The courts, he said, are important to the community because, in a courtroom, “everybody is equal. You walk into court on equal footing with everybody else and you have the chance to have your day in court. The commonwealth’s attorney is no better than the defendant when they walk into court. The rich people have no more power than the poor people. The corporations are no greater than the individuals. The color of your skin doesn’t matter … it’s the person who sits up here on the bench that is charged with the responsibility of making sure that happens … if the person on the bench is not making sure that everybody is getting fair treatment, then your community is not governed by the rule of law.
“I am honored to be trusted with that duty. To me, it’s essential that the judge is one who is fair, impartial, knowledgeable of the law … and that that judge executes those duties to the benefit of the community. I’m honored to be entrusted with this obligation,” McGarry said. “My promise is that every time I put on the robe, I will strive to do everything I can to live up to that expectation.”
A native of Louisiana, McGarry and his wife, Donna, moved to Virginia to attend law school. He credited Donna with caring for their three young children while he studied during his time at Washington and Lee University. After graduation, McGarry joined the firm of Young, Haskins, Gregory, Mann & Wall in Martinsville.
McGarry’s daughter, Lauren, now Martinsville’s assistant public defender, served as the master of ceremonies for the proceedings. Though his sons were not at the ceremony, McGarry thanked all three of his children. Raising them, he said, helped him perfect his judicial voice. “I am proud of all of them,” he said.
McGarry also thanked Dels. Wren Williams (who attended the ceremony), Danny Marshall and Les Adams, as well as State Sen. Bill Stanley for their support of his appointment.
“While the legislature was wise in appointing me, they were even wiser in realizing that, right before you’re going to appoint McGarry to the circuit court bench, we need to expand the court of appeals and give everybody the right to appeal everything,” McGarry joked. “I know there’s a connection there.”
The judge also acknowledged his clerks and his fellow judges as well as his predecessor, Judge Williams. “I’ve got big shoes to fill. I really do,” he said.
While McGarry’s mother, who is in poor health, was unable to attend the ceremony, his father, Rod McGarry, presented a gavel to his son. “Many of you refer to him as ‘your honor,’ my honor is having him as my son,” he said.
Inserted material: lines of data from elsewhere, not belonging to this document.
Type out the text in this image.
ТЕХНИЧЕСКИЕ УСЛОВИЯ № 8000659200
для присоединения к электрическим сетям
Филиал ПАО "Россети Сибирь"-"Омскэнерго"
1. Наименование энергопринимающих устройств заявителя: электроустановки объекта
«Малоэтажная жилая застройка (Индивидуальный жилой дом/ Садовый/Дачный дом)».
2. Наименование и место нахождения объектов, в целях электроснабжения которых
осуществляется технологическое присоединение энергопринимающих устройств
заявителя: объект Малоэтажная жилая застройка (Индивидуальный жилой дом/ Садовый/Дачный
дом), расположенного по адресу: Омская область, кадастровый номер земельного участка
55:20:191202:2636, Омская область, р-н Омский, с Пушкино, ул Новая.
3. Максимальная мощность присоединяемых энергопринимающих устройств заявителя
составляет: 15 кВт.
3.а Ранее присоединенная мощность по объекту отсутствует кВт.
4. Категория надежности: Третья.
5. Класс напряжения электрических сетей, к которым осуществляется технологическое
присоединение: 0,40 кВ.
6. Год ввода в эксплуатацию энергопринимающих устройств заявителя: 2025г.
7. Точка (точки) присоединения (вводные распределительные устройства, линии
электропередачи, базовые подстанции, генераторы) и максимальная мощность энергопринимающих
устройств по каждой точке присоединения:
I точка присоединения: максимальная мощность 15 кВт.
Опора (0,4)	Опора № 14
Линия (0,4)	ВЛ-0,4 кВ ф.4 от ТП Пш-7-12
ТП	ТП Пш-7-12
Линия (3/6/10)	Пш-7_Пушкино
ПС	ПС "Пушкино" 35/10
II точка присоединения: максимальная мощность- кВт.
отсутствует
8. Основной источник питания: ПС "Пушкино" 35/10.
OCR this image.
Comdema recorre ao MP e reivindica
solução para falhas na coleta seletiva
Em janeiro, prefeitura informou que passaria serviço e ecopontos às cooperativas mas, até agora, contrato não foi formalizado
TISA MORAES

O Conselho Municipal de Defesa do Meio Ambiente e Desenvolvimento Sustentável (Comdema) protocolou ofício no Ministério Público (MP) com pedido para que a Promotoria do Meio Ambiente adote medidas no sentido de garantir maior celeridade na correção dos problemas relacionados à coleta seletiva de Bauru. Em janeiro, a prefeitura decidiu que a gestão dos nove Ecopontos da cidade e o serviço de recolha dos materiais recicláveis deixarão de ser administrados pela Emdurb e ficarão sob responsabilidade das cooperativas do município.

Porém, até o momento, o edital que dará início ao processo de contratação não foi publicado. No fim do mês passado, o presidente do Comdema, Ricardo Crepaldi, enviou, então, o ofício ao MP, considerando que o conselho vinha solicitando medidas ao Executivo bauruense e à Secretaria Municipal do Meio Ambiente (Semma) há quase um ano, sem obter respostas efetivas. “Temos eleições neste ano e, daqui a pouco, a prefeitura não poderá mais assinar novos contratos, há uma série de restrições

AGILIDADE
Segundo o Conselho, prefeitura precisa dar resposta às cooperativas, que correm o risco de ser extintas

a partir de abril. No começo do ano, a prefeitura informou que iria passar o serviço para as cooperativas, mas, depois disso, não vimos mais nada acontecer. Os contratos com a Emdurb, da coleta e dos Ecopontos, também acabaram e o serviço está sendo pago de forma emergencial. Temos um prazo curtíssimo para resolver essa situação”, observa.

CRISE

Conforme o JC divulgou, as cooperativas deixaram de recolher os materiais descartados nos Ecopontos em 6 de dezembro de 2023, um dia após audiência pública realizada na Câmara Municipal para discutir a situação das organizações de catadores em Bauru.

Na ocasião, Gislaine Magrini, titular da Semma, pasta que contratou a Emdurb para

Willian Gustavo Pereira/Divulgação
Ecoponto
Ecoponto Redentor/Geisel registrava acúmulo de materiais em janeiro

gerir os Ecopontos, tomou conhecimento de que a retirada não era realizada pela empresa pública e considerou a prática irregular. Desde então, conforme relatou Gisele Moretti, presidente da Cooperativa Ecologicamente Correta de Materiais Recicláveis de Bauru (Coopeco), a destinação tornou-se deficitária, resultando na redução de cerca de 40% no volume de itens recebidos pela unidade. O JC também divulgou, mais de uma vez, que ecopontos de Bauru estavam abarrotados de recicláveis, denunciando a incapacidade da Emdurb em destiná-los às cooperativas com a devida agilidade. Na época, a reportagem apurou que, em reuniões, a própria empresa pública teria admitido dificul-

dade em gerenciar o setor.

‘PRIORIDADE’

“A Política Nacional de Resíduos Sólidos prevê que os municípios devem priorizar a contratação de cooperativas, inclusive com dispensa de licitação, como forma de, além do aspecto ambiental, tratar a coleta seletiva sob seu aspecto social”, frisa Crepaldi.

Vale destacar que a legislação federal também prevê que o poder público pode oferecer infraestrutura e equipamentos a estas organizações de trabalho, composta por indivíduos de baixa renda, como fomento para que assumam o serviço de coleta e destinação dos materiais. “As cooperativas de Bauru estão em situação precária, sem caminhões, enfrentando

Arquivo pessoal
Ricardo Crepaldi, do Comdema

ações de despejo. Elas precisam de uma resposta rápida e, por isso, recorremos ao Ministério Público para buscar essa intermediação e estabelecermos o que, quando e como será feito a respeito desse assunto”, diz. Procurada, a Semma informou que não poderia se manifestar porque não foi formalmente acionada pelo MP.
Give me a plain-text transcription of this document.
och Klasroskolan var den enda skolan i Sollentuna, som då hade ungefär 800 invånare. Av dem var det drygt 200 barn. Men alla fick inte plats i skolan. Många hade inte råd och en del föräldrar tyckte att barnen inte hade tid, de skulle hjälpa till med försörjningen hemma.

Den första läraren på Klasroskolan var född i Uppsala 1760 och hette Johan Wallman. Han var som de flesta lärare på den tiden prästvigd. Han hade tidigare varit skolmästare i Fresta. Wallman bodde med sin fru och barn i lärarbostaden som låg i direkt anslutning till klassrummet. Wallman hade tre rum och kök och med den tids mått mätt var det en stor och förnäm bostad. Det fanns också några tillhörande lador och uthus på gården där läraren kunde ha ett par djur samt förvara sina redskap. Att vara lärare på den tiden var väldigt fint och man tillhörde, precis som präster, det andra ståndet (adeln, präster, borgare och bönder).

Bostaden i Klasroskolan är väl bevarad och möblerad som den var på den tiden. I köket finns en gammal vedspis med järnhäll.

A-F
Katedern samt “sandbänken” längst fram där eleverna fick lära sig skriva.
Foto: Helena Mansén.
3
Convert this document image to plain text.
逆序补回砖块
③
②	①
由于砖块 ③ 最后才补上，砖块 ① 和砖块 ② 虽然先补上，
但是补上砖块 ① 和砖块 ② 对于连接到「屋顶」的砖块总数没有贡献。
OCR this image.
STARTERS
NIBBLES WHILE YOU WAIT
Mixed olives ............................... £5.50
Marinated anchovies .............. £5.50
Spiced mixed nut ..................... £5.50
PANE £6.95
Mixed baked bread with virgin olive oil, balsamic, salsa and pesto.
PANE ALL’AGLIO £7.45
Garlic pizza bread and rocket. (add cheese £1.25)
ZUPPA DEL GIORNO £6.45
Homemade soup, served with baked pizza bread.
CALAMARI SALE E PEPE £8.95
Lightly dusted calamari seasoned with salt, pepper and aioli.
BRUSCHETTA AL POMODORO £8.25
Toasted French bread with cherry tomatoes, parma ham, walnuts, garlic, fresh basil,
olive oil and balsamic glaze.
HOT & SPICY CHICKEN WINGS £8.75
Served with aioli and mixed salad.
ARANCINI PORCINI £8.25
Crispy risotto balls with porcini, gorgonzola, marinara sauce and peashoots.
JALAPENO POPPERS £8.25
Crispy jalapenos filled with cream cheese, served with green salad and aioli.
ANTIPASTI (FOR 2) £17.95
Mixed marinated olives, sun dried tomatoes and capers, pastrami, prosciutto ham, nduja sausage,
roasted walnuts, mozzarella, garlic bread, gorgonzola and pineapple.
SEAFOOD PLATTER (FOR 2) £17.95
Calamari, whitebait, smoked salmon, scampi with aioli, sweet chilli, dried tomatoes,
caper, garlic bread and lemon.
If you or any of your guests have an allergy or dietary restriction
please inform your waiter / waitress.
Rod McGarry explained the gavel belong to his father, also named James McGarry, who served as a county attorney in Kentucky in addition to having a private practice. Rod McGarry said he often went to his father’s office where he would see the gavel, though what he used it for was uncertain “because he was not a judge,” he said, eliciting laughter from the audience.
“I want to pass it on to you, Jimmy,” he said, his voice choked with emotion and tears filling his eyes. “I think your grandfather would be happy to know that you have it.”
“Thank you, Dad,” McGarry said. “I’m honored to use this gavel on the bench.”
McGarry’s new appointment left a vacancy on the Henry County General District Court bench, which was filled by Patrick County Commonwealth’s Attorney Stephanie Brinegar-Vipperman.